Accueillir plus d’étudiants, le président de Paris-Descartes, Frédéric Dardel, affirme ne plus en être capable. Il définit l’entrée pour tous à l’université comme « une boucherie pédagogique ». Depuis 2010, « un étudiant sur cinq en médecine n’est pas issu d’un baccalauréat scientifique. Aucun n’obtient son année. Sans ces étudiants-là, on respirerait davantage. » Loïc Vaillant, président de l’université François-Rabelais à Tours, est lui aussi favorable à une orientation renforcée : «  Il faudrait un système où un élève issu d’un bac S ne pourrait s’inscrire qu’en droit ou en sciences, celui avec un bac L en sciences humaines, langues, etc.

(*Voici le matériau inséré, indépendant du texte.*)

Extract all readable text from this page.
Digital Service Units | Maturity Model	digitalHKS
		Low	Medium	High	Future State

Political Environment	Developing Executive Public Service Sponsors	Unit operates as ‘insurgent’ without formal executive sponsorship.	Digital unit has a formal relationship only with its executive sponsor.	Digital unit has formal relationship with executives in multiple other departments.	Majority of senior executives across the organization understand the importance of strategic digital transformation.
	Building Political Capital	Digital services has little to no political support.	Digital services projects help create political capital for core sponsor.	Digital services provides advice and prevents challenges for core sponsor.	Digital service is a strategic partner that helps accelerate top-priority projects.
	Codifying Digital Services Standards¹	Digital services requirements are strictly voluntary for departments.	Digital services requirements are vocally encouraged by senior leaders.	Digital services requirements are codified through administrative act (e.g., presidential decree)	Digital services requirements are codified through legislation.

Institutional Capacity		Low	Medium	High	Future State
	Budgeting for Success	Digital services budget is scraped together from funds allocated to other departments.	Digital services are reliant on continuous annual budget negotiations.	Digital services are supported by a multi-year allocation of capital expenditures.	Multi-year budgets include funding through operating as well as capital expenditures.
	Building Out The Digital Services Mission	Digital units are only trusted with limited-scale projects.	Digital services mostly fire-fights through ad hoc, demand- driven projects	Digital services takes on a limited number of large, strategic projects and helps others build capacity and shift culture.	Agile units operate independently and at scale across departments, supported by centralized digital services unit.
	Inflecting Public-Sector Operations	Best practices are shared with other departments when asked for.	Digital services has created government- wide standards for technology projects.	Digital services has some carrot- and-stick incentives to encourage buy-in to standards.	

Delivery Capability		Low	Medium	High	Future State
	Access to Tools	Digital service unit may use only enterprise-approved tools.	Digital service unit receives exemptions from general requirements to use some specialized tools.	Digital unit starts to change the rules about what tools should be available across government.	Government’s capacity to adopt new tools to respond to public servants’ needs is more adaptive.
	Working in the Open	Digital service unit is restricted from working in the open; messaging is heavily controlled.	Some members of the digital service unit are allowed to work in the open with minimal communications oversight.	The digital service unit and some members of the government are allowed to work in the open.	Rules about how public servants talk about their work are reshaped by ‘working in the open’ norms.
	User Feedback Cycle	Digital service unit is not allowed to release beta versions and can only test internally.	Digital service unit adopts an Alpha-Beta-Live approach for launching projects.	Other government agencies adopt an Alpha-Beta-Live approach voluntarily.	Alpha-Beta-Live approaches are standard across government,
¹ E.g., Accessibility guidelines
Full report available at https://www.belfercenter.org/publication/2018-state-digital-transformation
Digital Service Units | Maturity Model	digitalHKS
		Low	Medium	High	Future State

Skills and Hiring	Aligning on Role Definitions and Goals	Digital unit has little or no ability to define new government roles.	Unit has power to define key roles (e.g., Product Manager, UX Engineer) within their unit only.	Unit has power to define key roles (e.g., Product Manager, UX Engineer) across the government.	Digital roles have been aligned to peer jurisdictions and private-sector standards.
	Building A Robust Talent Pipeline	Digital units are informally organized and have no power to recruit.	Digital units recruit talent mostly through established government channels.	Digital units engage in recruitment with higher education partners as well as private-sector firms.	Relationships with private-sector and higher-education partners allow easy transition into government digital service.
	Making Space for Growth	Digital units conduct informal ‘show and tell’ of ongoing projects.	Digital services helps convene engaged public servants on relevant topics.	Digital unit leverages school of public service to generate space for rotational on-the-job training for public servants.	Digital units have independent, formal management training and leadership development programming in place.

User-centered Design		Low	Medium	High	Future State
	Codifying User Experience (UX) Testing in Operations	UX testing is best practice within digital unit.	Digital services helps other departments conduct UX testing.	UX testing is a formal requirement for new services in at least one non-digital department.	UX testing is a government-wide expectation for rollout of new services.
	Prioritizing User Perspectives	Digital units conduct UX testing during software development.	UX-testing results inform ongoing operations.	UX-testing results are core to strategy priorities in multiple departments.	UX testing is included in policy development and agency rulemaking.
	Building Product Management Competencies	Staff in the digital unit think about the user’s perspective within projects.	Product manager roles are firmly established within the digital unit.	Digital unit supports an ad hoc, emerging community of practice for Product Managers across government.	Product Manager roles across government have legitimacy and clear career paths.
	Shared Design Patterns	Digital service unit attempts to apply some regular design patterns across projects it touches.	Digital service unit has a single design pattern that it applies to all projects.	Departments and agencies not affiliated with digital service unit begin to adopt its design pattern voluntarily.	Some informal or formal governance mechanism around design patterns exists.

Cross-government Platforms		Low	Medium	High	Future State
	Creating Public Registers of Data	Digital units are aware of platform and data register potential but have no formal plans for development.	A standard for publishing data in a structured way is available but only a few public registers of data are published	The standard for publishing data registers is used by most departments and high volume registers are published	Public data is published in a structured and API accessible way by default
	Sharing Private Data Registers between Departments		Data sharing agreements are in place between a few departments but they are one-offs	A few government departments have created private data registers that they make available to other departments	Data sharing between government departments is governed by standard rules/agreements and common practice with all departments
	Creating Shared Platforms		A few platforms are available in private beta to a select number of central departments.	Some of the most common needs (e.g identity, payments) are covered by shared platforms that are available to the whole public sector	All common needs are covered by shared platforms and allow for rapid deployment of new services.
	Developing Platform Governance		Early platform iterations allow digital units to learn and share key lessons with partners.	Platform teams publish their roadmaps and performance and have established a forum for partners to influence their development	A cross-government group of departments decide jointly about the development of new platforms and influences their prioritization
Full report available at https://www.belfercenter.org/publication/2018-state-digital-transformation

Mais pour cela, il faudrait aussi changer la loi… »

Pour les présidents d’université, la première cause des dysfonctionnements de l’université est donc l’orientation. C’est d’ailleurs sur cet axe que veut travailler le gouvernement. Selon celui-ci, les titulaires d’un bac professionnel ou technologique échouent massivement en première année de licence avec respectivement 97 % et 83 % d’échec. Thierry Mandon envisage alors de les diriger plutôt vers un brevet de technicien supérieur (BTS) ou un diplôme universitaire de technologie (DUT). Les portes de l’université ne leur sont pas fermées pour autant puisque le secrétaire d’État souhaite ensuite faciliter leur intégration au sein « d’un cycle universitaire classique ».

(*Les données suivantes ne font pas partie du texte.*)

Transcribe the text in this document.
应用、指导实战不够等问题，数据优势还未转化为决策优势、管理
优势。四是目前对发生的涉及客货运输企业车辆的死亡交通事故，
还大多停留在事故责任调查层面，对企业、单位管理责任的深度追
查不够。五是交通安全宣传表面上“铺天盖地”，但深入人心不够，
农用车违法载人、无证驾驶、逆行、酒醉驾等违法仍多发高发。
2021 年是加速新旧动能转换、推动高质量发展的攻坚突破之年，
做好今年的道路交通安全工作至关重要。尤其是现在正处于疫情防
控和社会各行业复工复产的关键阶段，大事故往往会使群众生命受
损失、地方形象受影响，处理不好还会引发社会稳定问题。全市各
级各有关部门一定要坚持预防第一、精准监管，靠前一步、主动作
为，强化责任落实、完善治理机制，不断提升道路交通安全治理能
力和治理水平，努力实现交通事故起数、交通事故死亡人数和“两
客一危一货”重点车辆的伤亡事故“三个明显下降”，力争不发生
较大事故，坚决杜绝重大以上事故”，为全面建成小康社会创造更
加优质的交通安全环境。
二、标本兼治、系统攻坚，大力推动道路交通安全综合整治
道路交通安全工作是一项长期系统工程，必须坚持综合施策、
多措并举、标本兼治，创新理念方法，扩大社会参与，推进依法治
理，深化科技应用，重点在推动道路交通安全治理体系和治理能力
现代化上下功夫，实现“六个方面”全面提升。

Aujourd’hui, le milieu universitaire semble être dans l’impasse. Les facultés se battent pour accueillir tous les étudiants, mais face à un afflux qui ne fait que croître, beaucoup sont dépassées et ont recours à la sélection. Une pratique que certains présidents d’université voudraient rendre institutionnelle. Même si cela implique d’aller à l’encontre de la tradition française qui garantit une entrée en premier cycle à tous les bacheliers. Et si le bac n’était plus le sésame pour entrer à l’université, à quoi pourrait-il servir ? Quoi qu’il en soit, offrir de bonnes conditions d’enseignement à la jeunesse de demain, tel est le défi du gouvernement dès aujourd’hui.

« Mettre le paquet sur l’orientation »

Thierry Mandon, secrétaire d’État chargé de l’Enseignement supérieur et de la Recherche, a obtenu une augmentation de 165 millions d'euros pour le budget universitaire 2016. Photo : MENESR/XR.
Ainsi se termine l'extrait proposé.